14 de fev. de 2011

BRASILEIRO ESTÁ MAIS ENDIVIDADO QUE AMERICANO

jornal Brasil Econômico 14/02/2011 - Thais Folego

Renda estável, taxa de juros baixa, financiamento com prazos longos e confiança na economia. Esses foram fatores que suportaram o estilo de vida americano ao longo de muitos anos e a cultura do consumo antes da crise iniciada em 2008. A estabilidade da economia no Brasil e a oferta abundante de crédito têm feito o brasileiro experimentar um pouco desse estilo de vida, a ponto de ter uma parte maior de sua renda comprometida com dívidas na comparação com os americanos.

O peso da dívida na renda das famílias brasileiras é de 22%, segundo o Relatório de Inflação do Banco Central de março de 2010, o último dado disponível.
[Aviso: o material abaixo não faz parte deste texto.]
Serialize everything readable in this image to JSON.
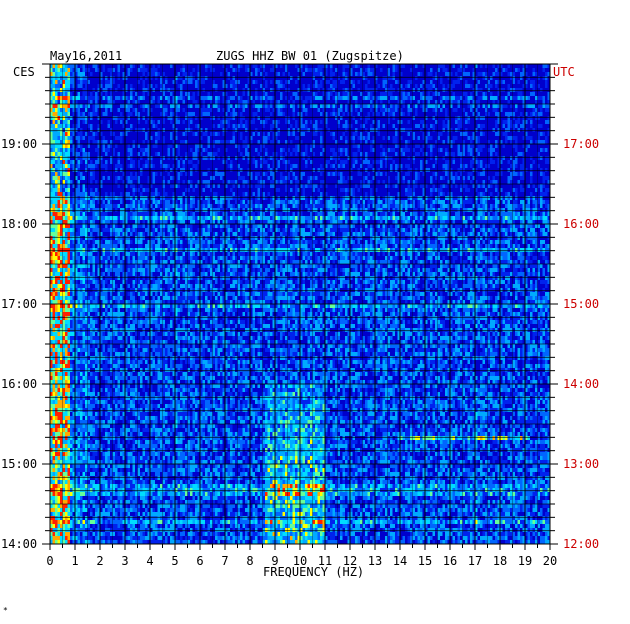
{
  "chart_data": {
    "type": "heatmap",
    "date_label": "May16,2011",
    "title": "ZUGS HHZ BW 01 (Zugspitze)",
    "left_timezone": "CES",
    "right_timezone": "UTC",
    "xlabel": "FREQUENCY (HZ)",
    "x_range": [
      0,
      20
    ],
    "x_ticks": [
      "0",
      "1",
      "2",
      "3",
      "4",
      "5",
      "6",
      "7",
      "8",
      "9",
      "10",
      "11",
      "12",
      "13",
      "14",
      "15",
      "16",
      "17",
      "18",
      "19",
      "20"
    ],
    "y_left_ticks": [
      "19:00",
      "18:00",
      "17:00",
      "16:00",
      "15:00",
      "14:00"
    ],
    "y_right_ticks": [
      "17:00",
      "16:00",
      "15:00",
      "14:00",
      "13:00",
      "12:00"
    ],
    "y_left_range": [
      "14:00",
      "19:55"
    ],
    "y_right_range": [
      "12:00",
      "17:55"
    ],
    "colors": {
      "background": "#0000cc",
      "low": "#0022ee",
      "mid": "#00aaff",
      "high": "#ffff00",
      "peak": "#ff2000",
      "grid": "#000000",
      "right_axis_text": "#cc0000"
    },
    "features": [
      {
        "name": "low-frequency band",
        "freq_hz": [
          0,
          0.8
        ],
        "intensity": "high"
      },
      {
        "name": "broadband energy",
        "freq_hz": [
          8.5,
          11
        ],
        "time_local": [
          "14:00",
          "16:00"
        ],
        "intensity": "high"
      },
      {
        "name": "narrow line",
        "freq_hz": [
          13.8,
          19.2
        ],
        "time_local": "15:20",
        "intensity": "medium"
      },
      {
        "name": "quiet period",
        "time_local": [
          "18:15",
          "19:55"
        ],
        "intensity": "low"
      }
    ]
  },
  "footer_mark": "*"
}
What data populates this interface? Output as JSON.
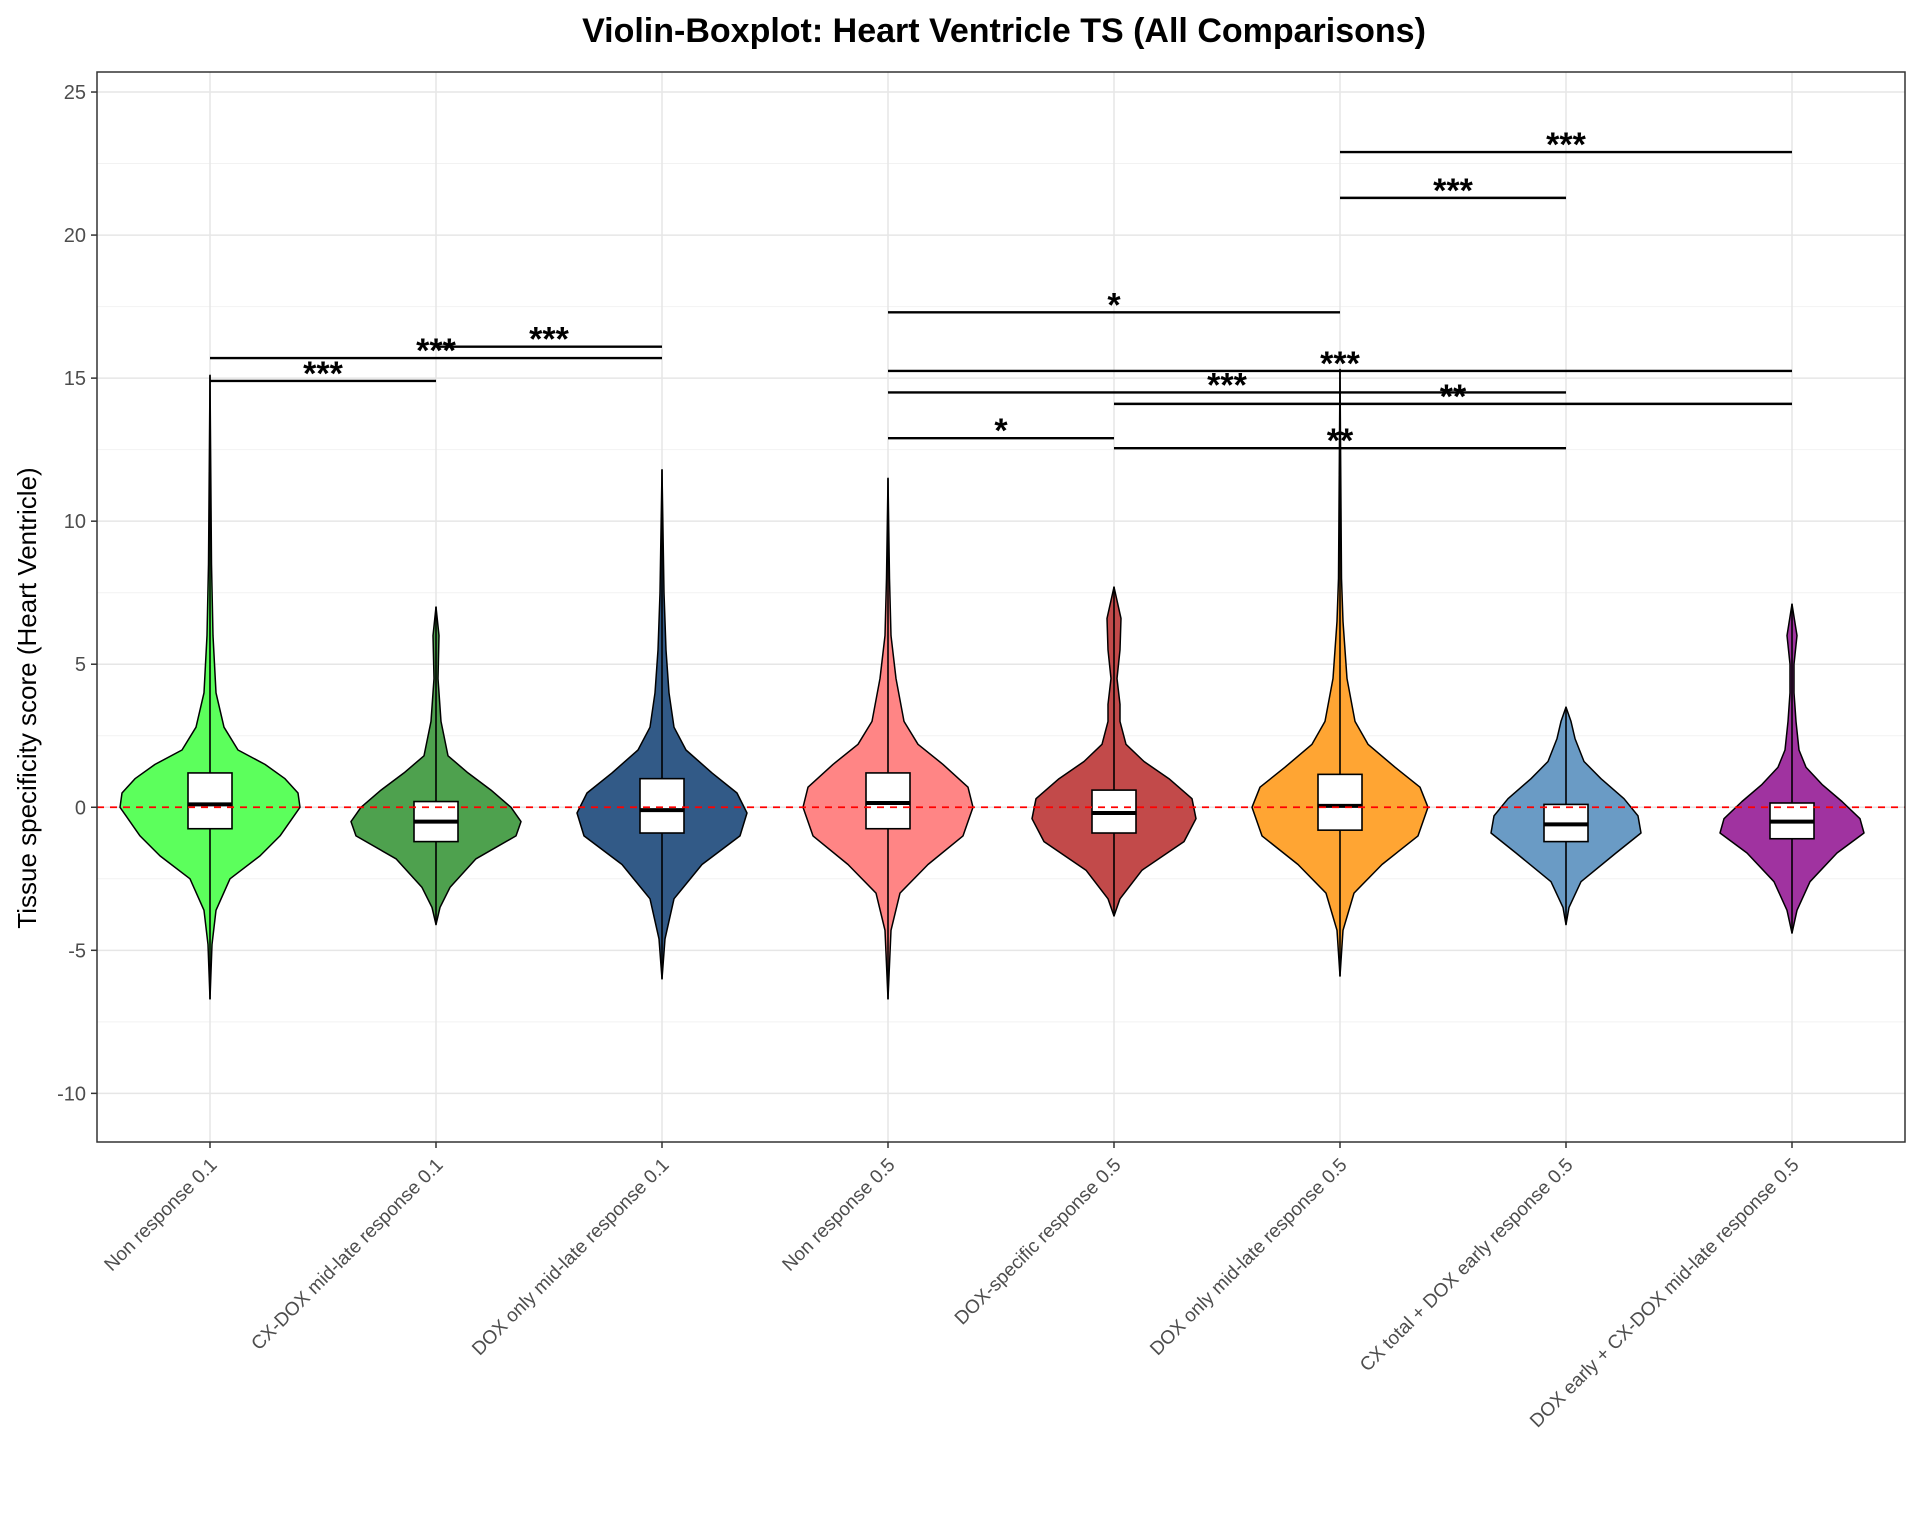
{
  "chart_data": {
    "type": "violin",
    "title": "Violin-Boxplot: Heart Ventricle TS (All Comparisons)",
    "xlabel": "",
    "ylabel": "Tissue specificity score (Heart Ventricle)",
    "ylim": [
      -11.7,
      25.7
    ],
    "yticks": [
      -10,
      -5,
      0,
      5,
      10,
      15,
      20,
      25
    ],
    "reference_line": {
      "y": 0,
      "color": "#ff0000",
      "style": "dashed"
    },
    "grid": true,
    "categories": [
      "Non response 0.1",
      "CX-DOX mid-late response 0.1",
      "DOX only mid-late response 0.1",
      "Non response 0.5",
      "DOX-specific response 0.5",
      "DOX only mid-late response 0.5",
      "CX total + DOX early response 0.5",
      "DOX early + CX-DOX mid-late response 0.5"
    ],
    "groups": [
      {
        "color": "#5cff5c",
        "min": -6.7,
        "max": 15.1,
        "q1": -0.75,
        "median": 0.1,
        "q3": 1.2,
        "whisker_low": -3.8,
        "whisker_high": 4.1,
        "profile": [
          [
            -6.7,
            0
          ],
          [
            -4.8,
            2
          ],
          [
            -3.6,
            6
          ],
          [
            -2.5,
            20
          ],
          [
            -1.7,
            50
          ],
          [
            -1.0,
            70
          ],
          [
            0.0,
            90
          ],
          [
            0.5,
            88
          ],
          [
            1.0,
            75
          ],
          [
            1.5,
            55
          ],
          [
            2.0,
            28
          ],
          [
            2.8,
            14
          ],
          [
            4.0,
            6
          ],
          [
            6.0,
            3
          ],
          [
            8.5,
            1.5
          ],
          [
            15.1,
            0
          ]
        ]
      },
      {
        "color": "#4ea14e",
        "min": -4.1,
        "max": 7.0,
        "q1": -1.2,
        "median": -0.5,
        "q3": 0.2,
        "whisker_low": -3.3,
        "whisker_high": 2.4,
        "profile": [
          [
            -4.1,
            0
          ],
          [
            -3.5,
            4
          ],
          [
            -2.8,
            14
          ],
          [
            -1.8,
            40
          ],
          [
            -1.0,
            80
          ],
          [
            -0.5,
            85
          ],
          [
            0.0,
            75
          ],
          [
            0.6,
            55
          ],
          [
            1.2,
            32
          ],
          [
            1.8,
            12
          ],
          [
            3.0,
            5
          ],
          [
            4.5,
            2
          ],
          [
            6.0,
            3
          ],
          [
            7.0,
            0
          ]
        ]
      },
      {
        "color": "#325a87",
        "min": -6.0,
        "max": 11.8,
        "q1": -0.9,
        "median": -0.1,
        "q3": 1.0,
        "whisker_low": -3.7,
        "whisker_high": 3.6,
        "profile": [
          [
            -6.0,
            0
          ],
          [
            -4.6,
            3
          ],
          [
            -3.2,
            12
          ],
          [
            -2.0,
            40
          ],
          [
            -1.0,
            78
          ],
          [
            -0.2,
            85
          ],
          [
            0.5,
            75
          ],
          [
            1.2,
            50
          ],
          [
            2.0,
            24
          ],
          [
            2.8,
            12
          ],
          [
            4.0,
            7
          ],
          [
            5.5,
            4
          ],
          [
            7.5,
            2
          ],
          [
            11.8,
            0
          ]
        ]
      },
      {
        "color": "#ff8585",
        "min": -6.7,
        "max": 11.5,
        "q1": -0.75,
        "median": 0.15,
        "q3": 1.2,
        "whisker_low": -3.9,
        "whisker_high": 4.1,
        "profile": [
          [
            -6.7,
            0
          ],
          [
            -4.3,
            3
          ],
          [
            -3.0,
            12
          ],
          [
            -2.0,
            40
          ],
          [
            -1.0,
            75
          ],
          [
            0.0,
            85
          ],
          [
            0.7,
            80
          ],
          [
            1.5,
            55
          ],
          [
            2.2,
            30
          ],
          [
            3.0,
            16
          ],
          [
            4.5,
            8
          ],
          [
            6.0,
            3
          ],
          [
            8.0,
            1.5
          ],
          [
            11.5,
            0
          ]
        ]
      },
      {
        "color": "#c24a4a",
        "min": -3.8,
        "max": 7.7,
        "q1": -0.9,
        "median": -0.2,
        "q3": 0.6,
        "whisker_low": -3.0,
        "whisker_high": 2.4,
        "profile": [
          [
            -3.8,
            0
          ],
          [
            -3.2,
            6
          ],
          [
            -2.2,
            28
          ],
          [
            -1.2,
            70
          ],
          [
            -0.4,
            82
          ],
          [
            0.3,
            78
          ],
          [
            1.0,
            55
          ],
          [
            1.6,
            30
          ],
          [
            2.2,
            12
          ],
          [
            3.0,
            6
          ],
          [
            3.6,
            6
          ],
          [
            4.5,
            3
          ],
          [
            5.5,
            6
          ],
          [
            6.6,
            7
          ],
          [
            7.7,
            0
          ]
        ]
      },
      {
        "color": "#ffa533",
        "min": -5.9,
        "max": 15.3,
        "q1": -0.8,
        "median": 0.05,
        "q3": 1.15,
        "whisker_low": -3.7,
        "whisker_high": 4.0,
        "profile": [
          [
            -5.9,
            0
          ],
          [
            -4.3,
            3
          ],
          [
            -3.0,
            14
          ],
          [
            -2.0,
            42
          ],
          [
            -1.0,
            78
          ],
          [
            0.0,
            88
          ],
          [
            0.7,
            80
          ],
          [
            1.4,
            55
          ],
          [
            2.2,
            28
          ],
          [
            3.0,
            15
          ],
          [
            4.5,
            7
          ],
          [
            6.5,
            3
          ],
          [
            8.0,
            1.5
          ],
          [
            15.3,
            0
          ]
        ]
      },
      {
        "color": "#6a9bc5",
        "min": -4.1,
        "max": 3.5,
        "q1": -1.2,
        "median": -0.6,
        "q3": 0.1,
        "whisker_low": -3.2,
        "whisker_high": 2.2,
        "profile": [
          [
            -4.1,
            0
          ],
          [
            -3.5,
            3
          ],
          [
            -2.6,
            15
          ],
          [
            -1.6,
            50
          ],
          [
            -0.9,
            75
          ],
          [
            -0.3,
            72
          ],
          [
            0.3,
            58
          ],
          [
            1.0,
            35
          ],
          [
            1.6,
            18
          ],
          [
            2.4,
            9
          ],
          [
            3.0,
            5
          ],
          [
            3.5,
            0
          ]
        ]
      },
      {
        "color": "#a033a0",
        "min": -4.4,
        "max": 7.1,
        "q1": -1.1,
        "median": -0.5,
        "q3": 0.15,
        "whisker_low": -3.0,
        "whisker_high": 1.8,
        "profile": [
          [
            -4.4,
            0
          ],
          [
            -3.6,
            5
          ],
          [
            -2.6,
            18
          ],
          [
            -1.6,
            45
          ],
          [
            -0.9,
            72
          ],
          [
            -0.4,
            68
          ],
          [
            0.2,
            50
          ],
          [
            0.8,
            30
          ],
          [
            1.4,
            14
          ],
          [
            2.0,
            7
          ],
          [
            3.0,
            4
          ],
          [
            4.0,
            2
          ],
          [
            5.0,
            2
          ],
          [
            6.0,
            5
          ],
          [
            7.1,
            0
          ]
        ]
      }
    ],
    "comparisons": [
      {
        "from": 0,
        "to": 1,
        "y": 14.9,
        "label": "***"
      },
      {
        "from": 0,
        "to": 2,
        "y": 15.7,
        "label": "***"
      },
      {
        "from": 1,
        "to": 2,
        "y": 16.1,
        "label": "***"
      },
      {
        "from": 3,
        "to": 4,
        "y": 12.9,
        "label": "*"
      },
      {
        "from": 3,
        "to": 5,
        "y": 17.3,
        "label": "*"
      },
      {
        "from": 3,
        "to": 6,
        "y": 14.5,
        "label": "***"
      },
      {
        "from": 3,
        "to": 7,
        "y": 15.25,
        "label": "***"
      },
      {
        "from": 4,
        "to": 6,
        "y": 12.55,
        "label": "**"
      },
      {
        "from": 4,
        "to": 7,
        "y": 14.1,
        "label": "**"
      },
      {
        "from": 5,
        "to": 6,
        "y": 21.3,
        "label": "***"
      },
      {
        "from": 5,
        "to": 7,
        "y": 22.9,
        "label": "***"
      }
    ]
  }
}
Em comparação, as famílias americanas comprometem 15% da sua renda com dívidas, segundo o Federal Reserve, o banco central dos EUA. Há de se considerar, porém, que a renda do americano, em média de US$ 4,4 mil por mês, é mais alta que a do brasileiro, cuja média mensal é de R$ 1,5 mil.

Apesar do endividamento maior, a relação entre crédito e Produto Interno Bruto (PIB) no Brasil é infinitamente menor que a dos Estados Unidos. Aqui, o crédito equivale a 47% do PIB, enquanto lá ele é de quase 200%. No entanto, essa relação tem avançado rapidamente no Brasil. No início da década passada, ela era de 23%, portanto dobrou, lembra Nicolas Tingas, economista da Associação Nacional das Instituições de Crédito, Financiamento e Investimento (Acrefi).

Para Celso Grisi, diretor do Instituto de Pesquisas Fractal e professor da Universidade de São Paulo, não há espaço para essa relação crescer muito mais com o atual patamar de juros cobrado no país. "A nossa economia não suporta uma taxa dessas. Veja o próprio exemplo da crise dos Estados Unidos: quando as pessoas se endividaram e compraram seus imóveis o juros era de 1%, quando ele subiu para 5% as pessoas não conseguiram mais pagar", diz.

Na avaliação de Grisi, inclusive, o crédito cresceu acima do nosso potencial, o que começa criar bolhas, além da infraestrutura e da produção não suportarem a demanda. Tudo isso resulta em inflação. "Precisamos aumentar a poupança do país, hoje na casa dos 18% do PIB, para sustentar o crescimento. Se ele for sustentado por crédito, vamos endividar todo mundo", diz Grisi, para quem um avanço sustentável de 5% do PIB exigiria uma poupança equivalente a 25% do Produto Interno Bruto.

Pé no freio

O corte de R$ 50 bilhões do Orçamento do governo para este ano, o aumento do recolhimento compulsório dos bancos (que já tirou R$ 60 bilhões de liquidez do mercado) e o crescimento da inadimplência, que começou a dar as caras, prometem reduzir o ritmo do crescimento para este ano — e também o do crédito, que teve expansão média anual de 20% nos últimos seis anos. "O mercado estima um avanço na casa dos 15%", diz Tingas, da Acrefi. Ou seja, co meçamos a sentir o gosto da estabilidade que levou ao padrão de consumo americano. Mas, para sustentá-lo, será necessário mais investimentos e muito arroz e feijão.

DIFERENÇAS: Consumidor nacional não se financia no cartão de crédito

Do estoque do volume de crédito concedido por meio do cartão de crédito no Brasil, 70% se encontra na modalidade sem juros, que é composta pelas compras parceladas sem juros e pelo "grace period" - crédito entre o dia da compra e o vencimento da fatura em que o banco não cobra juros. Isso mostra que o brasileiro não financia efetivamente suas compras no cartão, como o americano. Isso ocorre, em grande parte, pela alta taxa de juros cobrada no rotativo aqui no Brasil, em média superior a 12% ao mês.

"O crédito no cartão é preocupante, principalmente nas classes de menor renda que estão começando a ter acesso ao cartão agora e ainda não sabem lidar com o giro no rotativo", diz Nicolas Tingas, economista da Acrefi. Ele lembra que, por conta disso, o governo começa a dirigir ações específicas para tratar do assunto. Do estoque total de crédito livre à pessoa física, 5% é tomado por meio do cartão de crédito. A iniciativa mais recente foi a padronização das taxas cobradas pelos bancos para cinco tipos de tarifas — até então, cada instituição nomeava sua cobrança como queria, o que impedia o cliente de comparar as taxas. Outra, foi a delimitação do pagamento mínimo da fatura de 15% a partir de junho e 20% a partir de dezembro deste ano. "Começamos a ver iniciativas de tentar educar financeiramente as pessoas para a tomada do crédito, o que não era tão necessário há alguns anos, quando não havia crescimento", afirma Tingas.